Hoy, pasados ya algunos meses de aquello, redescubro viejos escritos y,
suavizándolo, lo remito a Mi Amigo PIC para que, amigo
como es, comparta conmigo además de alegrías alguna pena. Así
pues, me decidí, impulsado por un amigo cuya mujer trabajaba en la
sección de ayudas sociales del ayuntamiento, a pedir auxilio a la
administración pública. Pertrechado de partes hospitalarios,
certificados médicos y documentos varios, me encaminé con ánimo de
recorrer una infinidad de ventanillas, pero con la esperanza de obtener
éxito al final del laberinto. Craso error el mío. Cuando
llegué al local, un centro modernísimo dotado de las últimas tecnologías
que permitía incluso la conexión a internet para distraer la espera,
algo me decía que me engañaba de medio a medio. Creía que me había
equivocado no ya de edificio, sino de país.
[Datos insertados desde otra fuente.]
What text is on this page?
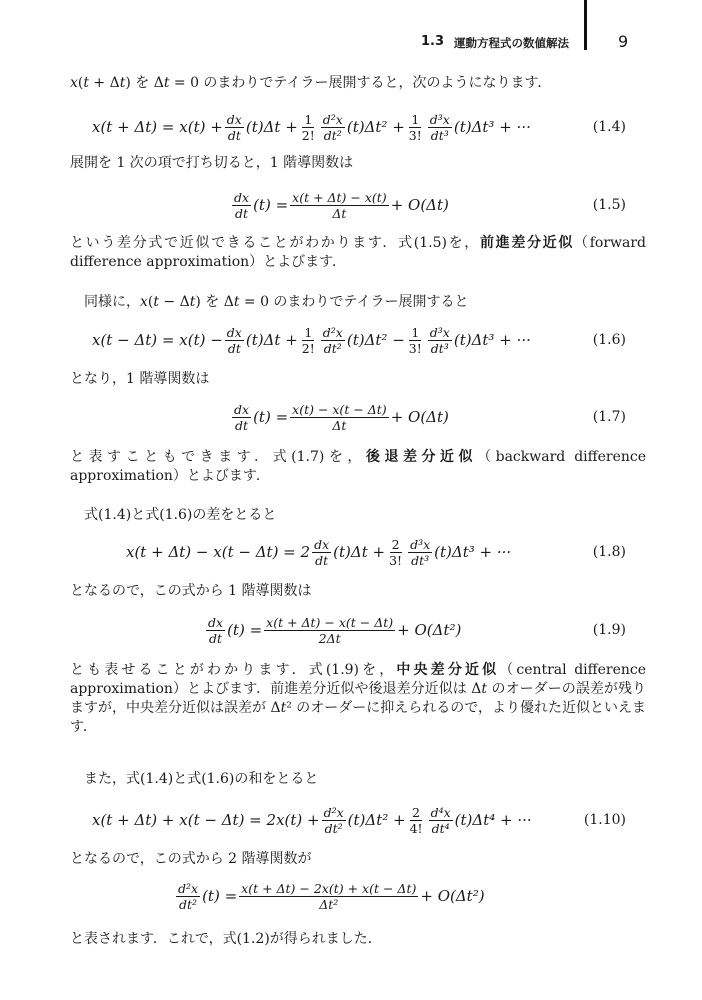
1.3 運動方程式の数値解法	9
𝑥(𝑡 + Δ𝑡) を Δ𝑡 = 0 のまわりでテイラー展開すると，次のようになります．
$x(t + \Delta t) = x(t) + \frac{dx}{dt} (t)\Delta t + \frac{1}{2!} \frac{\text{d²x}}{\text{dt²}} (t)\Delta t^2 + \frac{1}{3!} \frac{\text{d³x}}{\text{dt³}} (t)\Delta t^3$ + ···	(1.4)
展開を 1 次の項で打ち切ると，1 階導関数は
$\frac{dx}{dt} (t) = \frac{x(t + \Delta t) - x(t)}{\Delta t} + O(\Delta t)$	(1.5)
という差分式で近似できることがわかります．式(1.5)を，前進差分近似（forward difference approximation）とよびます．
同様に，𝑥(𝑡 − Δ𝑡) を Δ𝑡 = 0 のまわりでテイラー展開すると
$x(t - \Delta t) = x(t) - \frac{dx}{dt} (t)\Delta t + \frac{1}{2!} \frac{\text{d²x}}{\text{dt²}} (t)\Delta t^2 - \frac{1}{3!} \frac{\text{d³x}}{\text{dt³}} (t)\Delta t^3$ + ···	(1.6)
となり，1 階導関数は
$\frac{dx}{dt} (t) = \frac{x(t) - x(t - \Delta t)}{\Delta t} + O(\Delta t)$	(1.7)
と表すこともできます．式(1.7)を，後退差分近似（backward difference approximation）とよびます．
式(1.4)と式(1.6)の差をとると
$x(t + \Delta t) - x(t - \Delta t) = 2 \frac{dx}{dt} (t)\Delta t + \frac{2}{3!} \frac{\text{d³x}}{\text{dt³}} (t)\Delta t^3$ + ···	(1.8)
となるので，この式から 1 階導関数は
$\frac{dx}{dt} (t) = \frac{x(t + \Delta t) - x(t - \Delta t)}{2\Delta t} + O(\Delta t^2)$	(1.9)
とも表せることがわかります．式(1.9)を，中央差分近似（central difference approximation）とよびます．前進差分近似や後退差分近似は Δ𝑡 のオーダーの誤差が残りますが，中央差分近似は誤差が Δ𝑡² のオーダーに抑えられるので，より優れた近似といえます．
また，式(1.4)と式(1.6)の和をとると
$x(t + \Delta t) + x(t - \Delta t) = 2x(t) + \frac{\text{d²x}}{\text{dt²}} (t)\Delta t^2 + \frac{2}{4!} \frac{\text{d⁴x}}{\text{dt⁴}} (t)\Delta t^4$ + ···	(1.10)
となるので，この式から 2 階導関数が
$\frac{\text{d²x}}{\text{dt²}} (t) = \frac{x(t + \Delta t) - 2x(t) + x(t - \Delta t)}{\text{Δt²}} + O(\Delta t^2)$
と表されます．これで，式(1.2)が得られました．
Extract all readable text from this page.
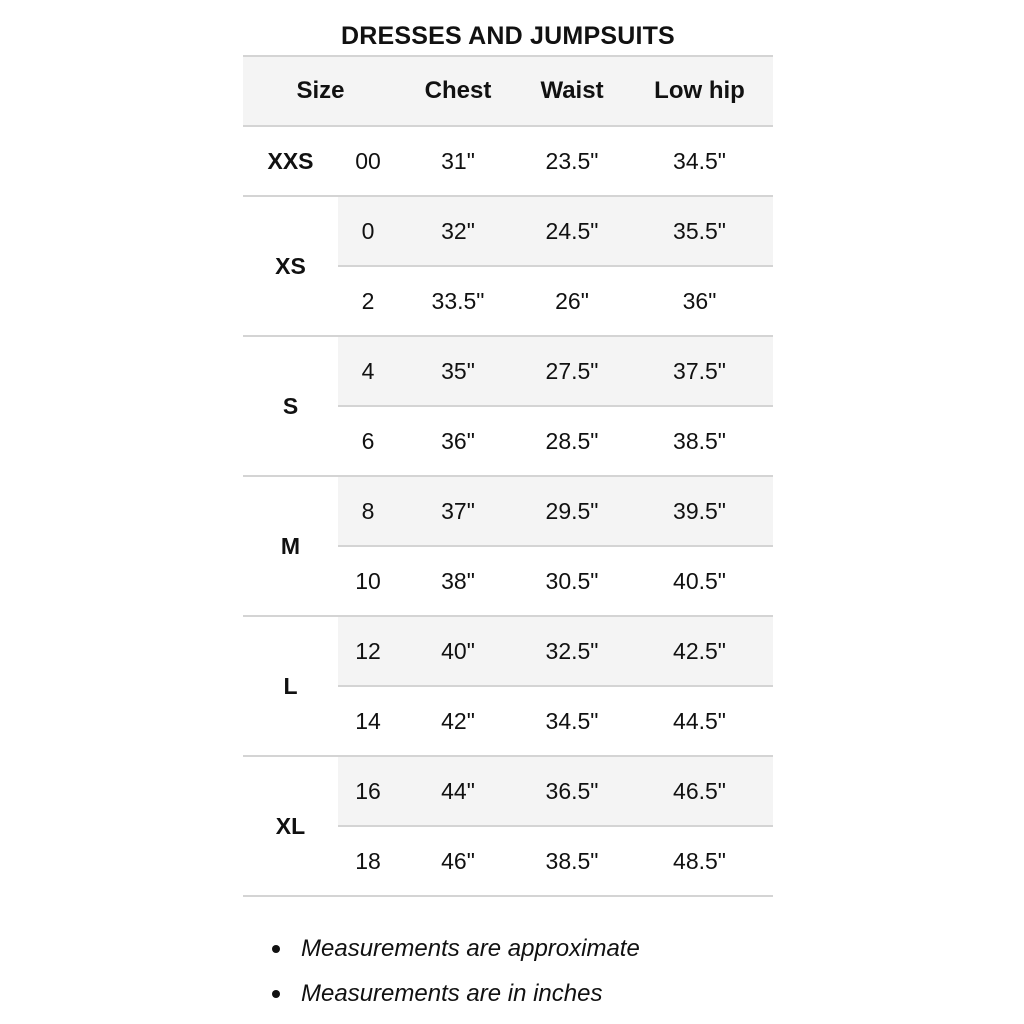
DRESSES AND JUMPSUITS
Size		Chest	Waist	Low hip
XXS	00	31"	23.5"	34.5"
XS	0	32"	24.5"	35.5"
	2	33.5"	26"	36"
S	4	35"	27.5"	37.5"
	6	36"	28.5"	38.5"
M	8	37"	29.5"	39.5"
	10	38"	30.5"	40.5"
L	12	40"	32.5"	42.5"
	14	42"	34.5"	44.5"
XL	16	44"	36.5"	46.5"
	18	46"	38.5"	48.5"
Measurements are approximate
Measurements are in inches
Era el único nativo, si
exceptuamos a los funcionarios. Tras
aguantar una espera de órdago, después de dos familias
hispanoamericanas, una madre soltera rusa, magrebíes sin cuento y una
presunta (ojo al adjetivo) prostituta rumana, una funcionaria que debía
haber tomado leche agria esa mañana me atendió. La misma voz que
sonaba dulce cuando atravesaba el parabán dando todo tipo de
explicaciones cariñosas a la ciudadana rumana me venía decir, con
palabras de doble filo, que allí no pintaba nada. Tal vez, como decía
ya el 16 de enero de 2000 el London Times, los europeos son una
especie en vías de extinción, así que no precisan ayuda alguna. Al
menos no para morir. Ciertamente,
uno estaba acostumbrado, por desgracia, a los servicios de urgencia de
los hospitales. Turbantes y velos no me eran extraños, ni tan siquiera
la sensación de ser un extraño en mi propia tierra... pero lo que no
me esperaba era ser postergado, discriminado si lo quieren leer así.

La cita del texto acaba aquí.